5.0 out of 5.0 Stars One visionary's way out of the Corporate Feudalism/International Conflict trap
By Herbert L Calhoun on April 1, 2014
In this book, the author, drawing extensively on his intelligence and military background, has cleanly written an easy to follow book, that outlines a careful course of action for developing a new kind of global information sharing infrastructure. To be headquartered at the UN, this new infrastructure would make it possible for every organization (and through them, everyone) on the globe to share open-source intelligence equally as a free public resource. If it is successful, this new global brain could transform our world from its current insecurity-driven and corrupt corporate dominated lose-lose, economic and conflict trap, into a much revived win-win strategy for bottom-up collective survival in a peaceful and sustainable world economy.
At least that is the theoretical hope and vision. On paper, and in principle, it is a stunningly sexy and attractive vision, one that, should it prove operationally testable and feasible, could indeed have the important side benefit and advantage of creating new bottom-up wealth, energizing the world economy and easing world tensions by reducing mistrust and fear back down to the noise level.
Needless to say this is a tall order, and in the end, as always, the proof must be in the pudding. To repeat the well-known cliche: the devil is in the details. Or to use an even more apt metaphor, the difference between the “real world” and our “imagined worlds” is always in between the lines in the “fine print.”

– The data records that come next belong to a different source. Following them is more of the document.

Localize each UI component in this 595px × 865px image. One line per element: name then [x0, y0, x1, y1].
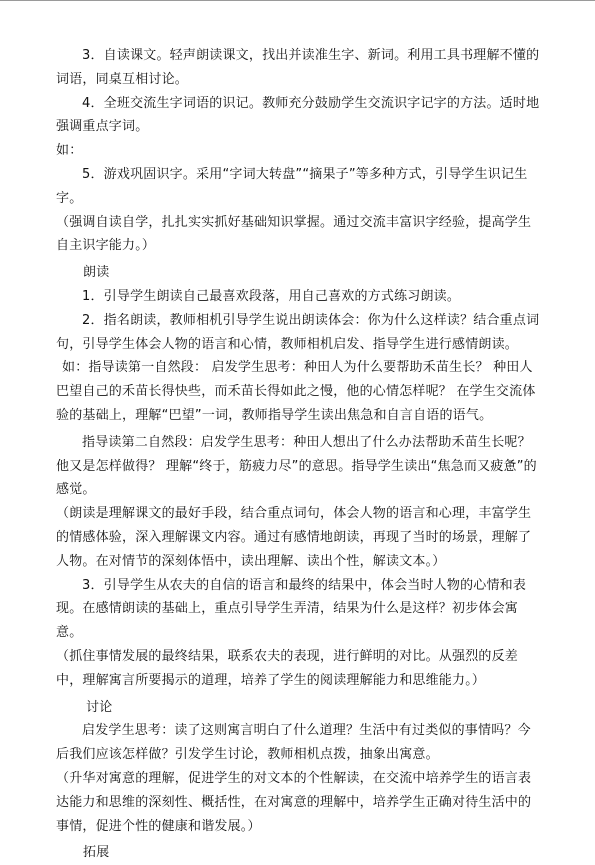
section-heading-extension: 拓展 [83, 845, 110, 861]
section-heading-discussion: 讨论 [86, 699, 113, 715]
paragraph-reading-example-1: 如：指导读第一自然段： 启发学生思考：种田人为什么要帮助禾苗生长？ 种田人巴望自己的禾苗长得快些，而禾苗长得如此之慢，他的心情怎样呢？ 在学生交流体验的基础上，理解“巴望”一词，教师指导学生读出焦急和自言自语的语气。 [56, 360, 536, 423]
paragraph-reading-step-3: 3．引导学生从农夫的自信的语言和最终的结果中，体会当时人物的心情和表现。在感情朗读的基础上，重点引导学生弄清，结果为什么是这样？初步体会寓意。 [56, 577, 527, 641]
paragraph-reading-step-2: 2．指名朗读，教师相机引导学生说出朗读体会：你为什么这样读？结合重点词句，引导学生体会人物的语言和心情，教师相机启发、指导学生进行感情朗读。 [56, 312, 540, 352]
page-top-rule [0, 0, 595, 1]
section-heading-reading: 朗读 [83, 265, 110, 281]
paragraph-note-literacy: （强调自读自学，扎扎实实抓好基础知识掌握。通过交流丰富识字经验，提高学生自主识字能力。） [56, 214, 532, 254]
paragraph-step-3: 3．自读课文。轻声朗读课文，找出并读准生字、新词。利用工具书理解不懂的词语，同桌互相讨论。 [56, 48, 540, 87]
paragraph-reading-example-2: 指导读第二自然段：启发学生思考：种田人想出了什么办法帮助禾苗生长呢？他又是怎样做得？ 理解“终于，筋疲力尽”的意思。指导学生读出“焦急而又疲惫”的感觉。 [56, 434, 537, 498]
document-body [56, 44, 543, 865]
paragraph-step-4: 4．全班交流生字词语的识记。教师充分鼓励学生交流识字记字的方法。适时地强调重点字词。 [56, 95, 540, 135]
paragraph-note-reading: （朗读是理解课文的最好手段，结合重点词句，体会人物的语言和心理，丰富学生的情感体验，深入理解课文内容。通过有感情地朗读，再现了当时的场景，理解了人物。在对情节的深刻体悟中，读出理解、读出个性，解读文本。） [56, 506, 532, 569]
paragraph-example-label: 如： [56, 143, 83, 159]
paragraph-discussion: 启发学生思考：读了这则寓言明白了什么道理？生活中有过类似的事情吗？今后我们应该怎样做？引发学生讨论，教师相机点拨，抽象出寓意。 [56, 723, 531, 763]
paragraph-note-discussion: （升华对寓意的理解，促进学生的对文本的个性解读，在交流中培养学生的语言表达能力和思维的深刻性、概括性，在对寓意的理解中，培养学生正确对待生活中的事情，促进个性的健康和谐发展。） [56, 770, 532, 834]
paragraph-note-result: （抓住事情发展的最终结果，联系农夫的表现，进行鲜明的对比。从强烈的反差中，理解寓言所要揭示的道理，培养了学生的阅读理解能力和思维能力。） [56, 648, 519, 688]
paragraph-step-5: 5．游戏巩固识字。采用“字词大转盘”“摘果子”等多种方式，引导学生识记生字。 [56, 166, 528, 206]
paragraph-reading-step-1: 1．引导学生朗读自己最喜欢段落，用自己喜欢的方式练习朗读。 [82, 288, 461, 304]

And given that most of my own experiences have occurred across the author's seven tribes, from this unenviable vantage point, I am not sanguine. For what I see is a world dystopia rapidly emerging over the horizon, one huffing and puffing as conservative politics around the world backed up by a jealous 1% of feudal gods who are so deeply entrenched in their own feudalistic but suicidal ways, rather than yield to a new healthy paradigm leaning towards more equity in any direction, they will surely prefer to drive the world full speed ahead right over the proverbial cliff.
Thus even if Mr. Steele's new visionary paradigm should prove to be a viable one, history teaches that the modern-day corporate feudal hierarchy has proven to be durable, adaptive and maximally self-protective against any outside threats — even if in the long run, it knows it's own dying paradigm, is unsustainable.
That said, if I had to choose a tough marine to skipper our ever-sinking global Titanic, Robert (don't call me Bob) David Steele would be the man I would want at the helm. He's got guts, nerves of steel (excuse the pun), an out-sized brain and does not mind speaking truth to power, or culling the best ideas from wherever he may find them. Plus, he has comprehensively read and reviewed more books on amazon.com than I have. Ten stars.